With about 500 thousand Tesla roaming the roads of the world now, it is imminent that some of those suffer from bad fortune. However, every Tesla that meets its end prematurely opens an opportunity for an EV retrofit, something the famous “Rich Rebuilds” YouTuber demonstrates time and again. The same fortune fell upon this Porsche 912 from 1968, which has been revived with a Tesla Model S P85 motor.
The EV retrofitting trend was catalyzed by a The Verge interview with Zelectric Motors owner David Benardo, who spend his time restoring classic Volkswagen Microbuses and Beetles with electronic powertrains. Subsequently, Zelectric and partner EV West made a name for themselves, and have accumulated a waiting list for years – all customers who are willing to pay amounts reaching (and even exceeding) 100.000 dollars for their own retrofit.
The EV Retrofit Boom
With a waiting list for expensive retrofits in their back pocket, David Benardo and Michael Bream, founder of EV West, could engage in more costly and complex projects too. Hence, their retrofit of the Porsche 912 from 1968, which they bought as a rust-collecting example in Las Vegas. Once Benardo and Bream were done with it, however, this “poor man’s” or “budget” 911 boasted 550hp and a torque of 4.500 lbs-ft, even more than the newest 911 from 2020.
The 912 retrofit is equipped with the inverter, electric motor, throttle pedal, and rear differential of the Model S P85, but since the Porsche is a far smaller car, it did not get the Tesla’s huge battery. Consequently, the 912 has to do with a LG Chem 32 kilowatt-hour battery pack, split into 2 equal parts in order to keep the car’s weight stable, which reduced the car’s radius to roughly 225 kilometers.
Such engineering challenges as retrofitting a 912 that’s almost half the P85’s weight are part of what makes these projects interesting for Benardo and Bream.
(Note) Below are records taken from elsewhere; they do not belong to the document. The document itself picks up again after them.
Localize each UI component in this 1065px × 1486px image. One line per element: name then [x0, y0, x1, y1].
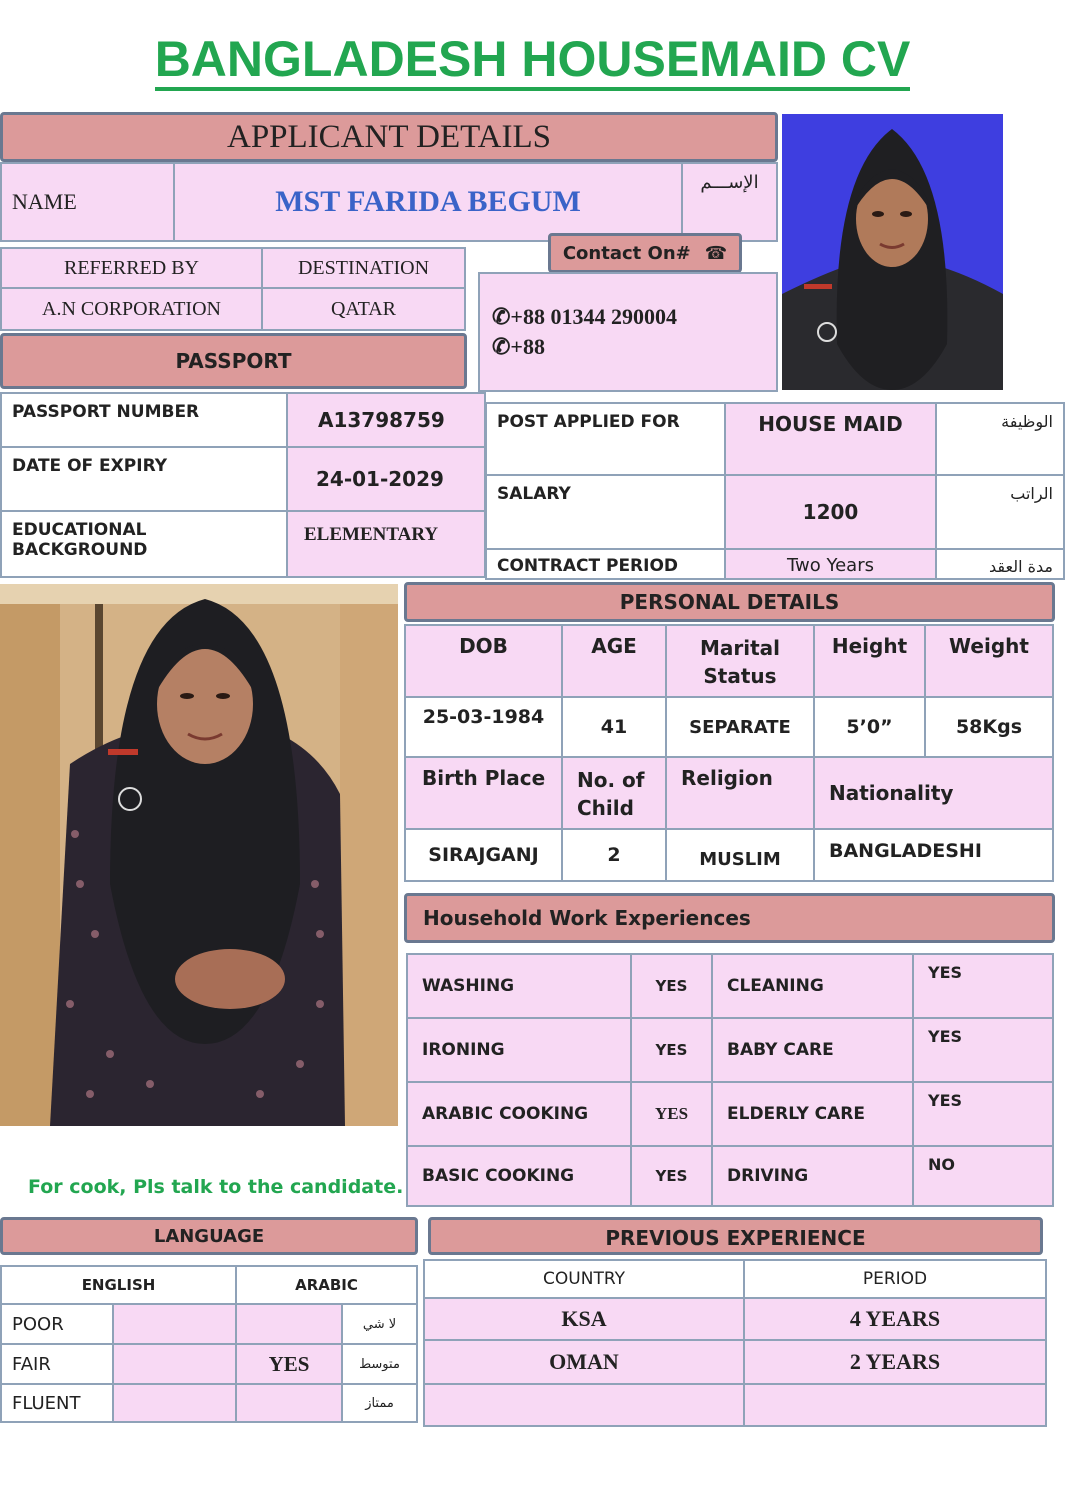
children-label: No. of Child: [561, 756, 667, 830]
previous-period: 4 YEARS: [743, 1297, 1047, 1341]
personal-details-header: PERSONAL DETAILS: [404, 582, 1055, 622]
work-left-label: ARABIC COOKING: [406, 1081, 632, 1147]
name-value: MST FARIDA BEGUM: [173, 162, 683, 242]
birthplace-label: Birth Place: [404, 756, 563, 830]
contract-arabic: مدة العقد: [935, 548, 1065, 580]
language-col-arabic: ARABIC: [235, 1265, 418, 1305]
headshot-photo: [782, 114, 1003, 390]
work-right-value: YES: [912, 1017, 1054, 1083]
previous-experience-header: PREVIOUS EXPERIENCE: [428, 1217, 1043, 1255]
work-right-label: BABY CARE: [711, 1017, 914, 1083]
age-label: AGE: [561, 624, 667, 698]
referred-by-label: REFERRED BY: [0, 247, 263, 289]
contract-label: CONTRACT PERIOD: [485, 548, 726, 580]
work-right-value: YES: [912, 953, 1054, 1019]
work-right-label: CLEANING: [711, 953, 914, 1019]
dob-value: 25-03-1984: [404, 696, 563, 758]
applicant-details-header: APPLICANT DETAILS: [0, 112, 778, 162]
post-label: POST APPLIED FOR: [485, 402, 726, 476]
education-label: EDUCATIONAL BACKGROUND: [0, 510, 288, 578]
contact-phone-2: ✆+88: [492, 334, 545, 359]
work-left-value: YES: [630, 1081, 713, 1147]
language-english-value: [112, 1303, 237, 1345]
language-arabic-label: متوسط: [341, 1343, 418, 1385]
previous-country: KSA: [423, 1297, 745, 1341]
salary-label: SALARY: [485, 474, 726, 550]
marital-label: Marital Status: [665, 624, 815, 698]
previous-period: 2 YEARS: [743, 1339, 1047, 1385]
work-left-label: IRONING: [406, 1017, 632, 1083]
work-right-value: NO: [912, 1145, 1054, 1207]
contract-value: Two Years: [724, 548, 937, 580]
previous-col-country: COUNTRY: [423, 1259, 745, 1299]
salary-arabic: الراتب: [935, 474, 1065, 550]
name-label: NAME: [0, 162, 175, 242]
language-level: POOR: [0, 1303, 114, 1345]
passport-number-label: PASSPORT NUMBER: [0, 392, 288, 448]
post-arabic: الوظيفة: [935, 402, 1065, 476]
cv-title: BANGLADESH HOUSEMAID CV: [0, 30, 1065, 88]
phone-icon: ☎: [704, 242, 728, 264]
full-body-photo: [0, 584, 398, 1126]
destination-value: QATAR: [261, 287, 466, 331]
name-arabic-label: الإســـم: [681, 162, 778, 242]
nationality-value: BANGLADESHI: [813, 828, 1054, 882]
language-arabic-value: YES: [235, 1343, 343, 1385]
contact-phone-1: ✆+88 01344 290004: [492, 304, 677, 329]
post-value: HOUSE MAID: [724, 402, 937, 476]
language-arabic-value: [235, 1383, 343, 1423]
age-value: 41: [561, 696, 667, 758]
passport-header: PASSPORT: [0, 333, 467, 389]
destination-label: DESTINATION: [261, 247, 466, 289]
previous-country: OMAN: [423, 1339, 745, 1385]
previous-country: [423, 1383, 745, 1427]
children-value: 2: [561, 828, 667, 882]
language-arabic-label: ممتاز: [341, 1383, 418, 1423]
work-left-label: BASIC COOKING: [406, 1145, 632, 1207]
language-arabic-value: [235, 1303, 343, 1345]
salary-value: 1200: [724, 474, 937, 550]
height-value: 5’0”: [813, 696, 926, 758]
contact-header: Contact On# ☎: [548, 233, 742, 273]
work-right-label: ELDERLY CARE: [711, 1081, 914, 1147]
language-col-english: ENGLISH: [0, 1265, 237, 1305]
work-right-value: YES: [912, 1081, 1054, 1147]
language-level: FAIR: [0, 1343, 114, 1385]
language-english-value: [112, 1383, 237, 1423]
birthplace-value: SIRAJGANJ: [404, 828, 563, 882]
work-left-value: YES: [630, 1145, 713, 1207]
religion-value: MUSLIM: [665, 828, 815, 882]
nationality-label: Nationality: [813, 756, 1054, 830]
referred-by-value: A.N CORPORATION: [0, 287, 263, 331]
dob-label: DOB: [404, 624, 563, 698]
previous-col-period: PERIOD: [743, 1259, 1047, 1299]
expiry-value: 24-01-2029: [286, 446, 486, 512]
previous-period: [743, 1383, 1047, 1427]
work-header: Household Work Experiences: [404, 893, 1055, 943]
weight-value: 58Kgs: [924, 696, 1054, 758]
language-english-value: [112, 1343, 237, 1385]
language-arabic-label: لا شي: [341, 1303, 418, 1345]
language-level: FLUENT: [0, 1383, 114, 1423]
cook-note: For cook, Pls talk to the candidate.: [28, 1176, 404, 1198]
marital-value: SEPARATE: [665, 696, 815, 758]
religion-label: Religion: [665, 756, 815, 830]
education-value: ELEMENTARY: [286, 510, 486, 578]
work-right-label: DRIVING: [711, 1145, 914, 1207]
height-label: Height: [813, 624, 926, 698]
work-left-value: YES: [630, 1017, 713, 1083]
work-left-value: YES: [630, 953, 713, 1019]
expiry-label: DATE OF EXPIRY: [0, 446, 288, 512]
weight-label: Weight: [924, 624, 1054, 698]
passport-number-value: A13798759: [286, 392, 486, 448]
language-header: LANGUAGE: [0, 1217, 418, 1255]
work-left-label: WASHING: [406, 953, 632, 1019]
contact-phones: [478, 272, 778, 392]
They make good use of their solution, though, because the 912’s retrofit functions as a prototype for the conversion kit for other 912’s, which will be sold for “only” 50.000 dollars. This kit enables enthusiasts to get their hands dirty on retrofitting their own car instead of having to wait out the ever expanding list of Zelectric-EV West.
The EV retrofit debate
As with any great project, Benardo and Bream are getting a lot of pushback, especially for those calling themselves “purists” of vintage cars. This is understandable, of course, because some of these vintage cars are unique or very rare models, and by retrofitting them they’re becoming something else, sometimes to a point of no return. Whether this “something else,” characterized by an engine rev-less driving experience, is indeed lacking authenticity but whether this truly is “sacrilege” remains up for debate.
Bream and Bernardo, though, are working their best to make their car conversions reversible, although this probably won’t happen by the type of customers that are waiting for their cars. Yet, they feel that it’s important to make this effort, because some fanatics spend vast amounts of time, energy, and money into pursuing and repairing the original components of their vintage cars, and they respect this pursuit. Moreover, they feel that their own pursuit is similar in the fact that they also dedicate themselves to resurrecting fallen car classics in the best way possible.
Zelectric customer Paul Stone endorses Bream’s and Bernardo’s pursuit, and it was their innovative approach that got him on board. Stone is now a happy owner of a retrofitted VW Beetle from 1966, and he particularly loves the insane acceleration that his classic car is capable of now. Moreover, Stone feels that his type of car opens vintage car collection up to a new generation – the imminent future that’s upon us, in his eyes.
EV retrofits across the board
Coupling classic cars with EV electric powertrains isn’t unique to the Zelectric – EV West partnership, though. Various established car marques are also adapting their nostalgic designs in order to promote their futuristic electric cars that are on the way. Jaguar, for example, has created a number of E-Types with electronic motors of which the most famous one was driven by Prince Harry during his wedding. Aston Martin takes another approach by offering to help their car owners who are infringing upon the pollution rules of their city by retrofitting their old cars.
Although the first electronic-only racing competition, Formula E, has met quite some resistance during its opening seasons, they’re also gradually establishing themselves as a worthy series. Meanwhile, electronic car sales are increasing across the globe, regardless of the Americans who still seem to prefer their gasoline-slurping trucks and SUVs over EVs. Indeed, the switch to electronic vehicles will take some time, but the 912’s Tesla powertrain and the highly successful Zelectric-EV West partnership in general is giving us a good indication that our culture is transitioning into a new generation, one characterized by electric powered driving.